Au regard de leur biographie, on découvre de nombreuses similitudes entre les deux amateurs d’art asiatique. Et tout particulièrement, leur désir commun d’acquérir exclusivement des pièces d’exception, fruits de l’excellence des techniques affinées au fil des siècles par les artisans chinois. Les deux cents pièces monochromes ont pu être réunies pour la première (et sans doute) unique fois en Europe, d’une part grâce aux acquisitions d’Alfred Baur, entre 1928 et 1951, sur les conseils de l’expert japonais Tomita Kumasaku et d’autre part, la collaboration de Richard Kan, qui a émis le souhait d’exposer sa splendide collection du Zhuyuetang (pavillon du Bambou et de la lune). Le passionné devenu expert avec le temps, est en recherche constante de pièces monochromes exceptionnelles depuis la fin des années 80.

Coupe lobée
Porcelaine à glaçure turquoise
Dynastie Qing, marque et règne de Yongzheng (r. 1723-1735)
H. 6,5 cm ; d. 23,2 cm
@ Collection Zhuyuetang, photo Barry Lui

monochrome bleu fondation bar

Pour comprendre l’engouement de ces deux fervents collectionneurs à de nombreuses années d’intervalle, il est nécessaire de remonter le temps.
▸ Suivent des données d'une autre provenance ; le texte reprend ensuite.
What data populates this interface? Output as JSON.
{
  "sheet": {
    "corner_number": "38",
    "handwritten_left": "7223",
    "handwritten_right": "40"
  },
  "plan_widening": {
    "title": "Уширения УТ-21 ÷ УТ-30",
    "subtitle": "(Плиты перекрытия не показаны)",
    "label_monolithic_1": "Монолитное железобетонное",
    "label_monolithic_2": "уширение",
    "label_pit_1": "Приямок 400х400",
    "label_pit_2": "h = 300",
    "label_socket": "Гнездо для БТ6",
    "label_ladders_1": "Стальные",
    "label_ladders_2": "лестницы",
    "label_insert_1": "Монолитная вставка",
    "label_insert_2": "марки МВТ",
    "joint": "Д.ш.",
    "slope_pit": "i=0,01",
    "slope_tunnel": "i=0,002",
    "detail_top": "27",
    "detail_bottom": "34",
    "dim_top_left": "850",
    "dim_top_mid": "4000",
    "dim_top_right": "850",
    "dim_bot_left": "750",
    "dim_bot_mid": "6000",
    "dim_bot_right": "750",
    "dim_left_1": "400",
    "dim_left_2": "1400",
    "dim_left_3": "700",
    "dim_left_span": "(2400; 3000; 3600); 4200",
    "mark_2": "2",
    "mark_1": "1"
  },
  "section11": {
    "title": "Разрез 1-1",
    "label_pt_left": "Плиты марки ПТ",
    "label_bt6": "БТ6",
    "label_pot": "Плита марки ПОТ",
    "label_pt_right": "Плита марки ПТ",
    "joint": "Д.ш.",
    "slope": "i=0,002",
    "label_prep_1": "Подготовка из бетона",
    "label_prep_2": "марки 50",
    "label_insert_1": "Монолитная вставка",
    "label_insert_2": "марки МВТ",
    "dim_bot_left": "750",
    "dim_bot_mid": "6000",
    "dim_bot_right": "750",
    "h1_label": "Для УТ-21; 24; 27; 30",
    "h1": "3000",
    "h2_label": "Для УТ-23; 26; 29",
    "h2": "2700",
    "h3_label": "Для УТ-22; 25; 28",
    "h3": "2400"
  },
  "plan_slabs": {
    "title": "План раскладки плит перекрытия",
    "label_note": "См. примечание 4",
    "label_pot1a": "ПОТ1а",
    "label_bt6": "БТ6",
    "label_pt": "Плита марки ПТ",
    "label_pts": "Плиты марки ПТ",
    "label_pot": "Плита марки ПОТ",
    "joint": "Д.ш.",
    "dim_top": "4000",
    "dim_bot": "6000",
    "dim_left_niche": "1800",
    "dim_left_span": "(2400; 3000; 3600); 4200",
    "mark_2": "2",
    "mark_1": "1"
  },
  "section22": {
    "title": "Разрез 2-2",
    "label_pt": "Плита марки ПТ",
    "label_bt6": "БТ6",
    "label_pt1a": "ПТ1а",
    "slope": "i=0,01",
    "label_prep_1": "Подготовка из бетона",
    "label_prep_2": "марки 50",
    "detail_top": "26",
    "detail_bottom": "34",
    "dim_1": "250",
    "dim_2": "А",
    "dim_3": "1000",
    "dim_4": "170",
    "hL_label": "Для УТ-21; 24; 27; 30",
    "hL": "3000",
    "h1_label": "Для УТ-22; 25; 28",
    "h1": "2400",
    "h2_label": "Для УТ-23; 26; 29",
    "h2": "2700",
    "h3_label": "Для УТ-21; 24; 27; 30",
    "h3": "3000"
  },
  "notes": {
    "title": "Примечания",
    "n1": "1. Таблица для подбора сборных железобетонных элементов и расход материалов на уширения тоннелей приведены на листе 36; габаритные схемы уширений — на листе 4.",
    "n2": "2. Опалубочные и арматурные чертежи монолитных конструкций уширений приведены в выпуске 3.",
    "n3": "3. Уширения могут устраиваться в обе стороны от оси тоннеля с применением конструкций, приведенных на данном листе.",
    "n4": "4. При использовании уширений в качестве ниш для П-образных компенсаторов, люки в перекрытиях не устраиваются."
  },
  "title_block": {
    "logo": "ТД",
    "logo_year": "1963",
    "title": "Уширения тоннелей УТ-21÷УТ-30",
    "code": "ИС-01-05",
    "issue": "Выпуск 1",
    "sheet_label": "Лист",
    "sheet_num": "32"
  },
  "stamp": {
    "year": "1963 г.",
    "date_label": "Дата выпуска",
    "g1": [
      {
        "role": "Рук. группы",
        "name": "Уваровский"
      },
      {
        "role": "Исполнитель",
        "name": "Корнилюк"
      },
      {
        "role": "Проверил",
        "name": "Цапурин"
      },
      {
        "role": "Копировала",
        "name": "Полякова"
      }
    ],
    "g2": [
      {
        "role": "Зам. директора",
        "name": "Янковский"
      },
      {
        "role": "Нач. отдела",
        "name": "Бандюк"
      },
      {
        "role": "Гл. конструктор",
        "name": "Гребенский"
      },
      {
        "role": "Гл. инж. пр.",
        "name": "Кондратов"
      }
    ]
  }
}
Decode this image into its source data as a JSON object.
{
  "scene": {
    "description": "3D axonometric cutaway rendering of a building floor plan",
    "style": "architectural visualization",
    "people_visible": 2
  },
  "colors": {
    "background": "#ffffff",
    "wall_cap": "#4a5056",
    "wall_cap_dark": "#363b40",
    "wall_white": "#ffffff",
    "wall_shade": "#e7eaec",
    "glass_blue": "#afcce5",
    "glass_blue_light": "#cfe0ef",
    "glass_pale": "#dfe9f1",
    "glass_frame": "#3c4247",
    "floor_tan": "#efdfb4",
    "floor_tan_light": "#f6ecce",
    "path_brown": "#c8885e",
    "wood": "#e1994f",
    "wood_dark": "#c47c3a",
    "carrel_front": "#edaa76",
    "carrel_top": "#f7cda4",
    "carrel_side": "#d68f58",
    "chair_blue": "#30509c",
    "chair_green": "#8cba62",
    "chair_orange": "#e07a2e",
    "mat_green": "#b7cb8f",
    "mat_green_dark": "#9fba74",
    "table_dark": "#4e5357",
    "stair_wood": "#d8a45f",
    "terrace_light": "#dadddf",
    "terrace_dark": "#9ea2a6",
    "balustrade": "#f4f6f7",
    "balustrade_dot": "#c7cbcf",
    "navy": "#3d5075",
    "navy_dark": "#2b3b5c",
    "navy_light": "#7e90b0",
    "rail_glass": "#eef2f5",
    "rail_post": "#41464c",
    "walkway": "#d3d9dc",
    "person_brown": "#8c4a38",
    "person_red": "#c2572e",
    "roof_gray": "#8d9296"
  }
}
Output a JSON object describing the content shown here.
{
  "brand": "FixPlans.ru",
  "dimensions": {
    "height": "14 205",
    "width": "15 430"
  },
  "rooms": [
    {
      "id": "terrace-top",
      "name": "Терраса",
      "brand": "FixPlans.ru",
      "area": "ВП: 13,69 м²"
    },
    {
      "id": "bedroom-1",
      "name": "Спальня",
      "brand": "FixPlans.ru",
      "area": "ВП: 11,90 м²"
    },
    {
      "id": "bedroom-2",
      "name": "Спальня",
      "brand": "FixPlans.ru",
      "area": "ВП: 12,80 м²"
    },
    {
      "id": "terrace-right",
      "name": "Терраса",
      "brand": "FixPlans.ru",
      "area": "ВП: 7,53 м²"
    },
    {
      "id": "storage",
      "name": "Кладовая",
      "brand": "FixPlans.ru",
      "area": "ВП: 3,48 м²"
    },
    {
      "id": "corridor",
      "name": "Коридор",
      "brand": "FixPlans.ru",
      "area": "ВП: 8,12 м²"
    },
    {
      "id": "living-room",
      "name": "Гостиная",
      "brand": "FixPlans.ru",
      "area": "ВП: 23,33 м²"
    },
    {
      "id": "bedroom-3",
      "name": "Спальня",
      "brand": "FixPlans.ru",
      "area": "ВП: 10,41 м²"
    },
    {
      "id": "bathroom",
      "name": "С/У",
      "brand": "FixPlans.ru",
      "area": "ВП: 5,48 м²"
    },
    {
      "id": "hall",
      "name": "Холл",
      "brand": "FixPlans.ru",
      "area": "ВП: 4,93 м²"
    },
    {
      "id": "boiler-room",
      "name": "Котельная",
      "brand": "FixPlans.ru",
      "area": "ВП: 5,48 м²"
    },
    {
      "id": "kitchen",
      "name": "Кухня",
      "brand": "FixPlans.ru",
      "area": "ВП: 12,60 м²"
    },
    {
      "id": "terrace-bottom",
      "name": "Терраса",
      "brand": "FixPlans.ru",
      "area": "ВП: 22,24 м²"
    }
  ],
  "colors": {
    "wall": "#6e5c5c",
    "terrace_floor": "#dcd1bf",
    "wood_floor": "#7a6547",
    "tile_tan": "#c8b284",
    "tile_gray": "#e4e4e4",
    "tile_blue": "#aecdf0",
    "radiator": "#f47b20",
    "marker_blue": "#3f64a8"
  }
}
Comme toujours, quelques faits et dates historiques sont nécessaires pour comprendre le thème de l’exposition qui met en lumière le rôle prépondérant des dynasties chinoises Tang (618-906) et Song (960-1279) dans le développement et l’évolution des techniques de la céramique unicolore, et surtout le niveau de raffinement atteint durant les règnes des dynasties Ming (1368-1644) et Qing (1644-1911). L’ouverture vers l’Occident, initiée par les Tang, crée un courant d’influences artistiques sans précédent sur la céramique chinoise. Mais les troubles politiques internes de l’Empire engendrent repli et austérité dans tout le pays!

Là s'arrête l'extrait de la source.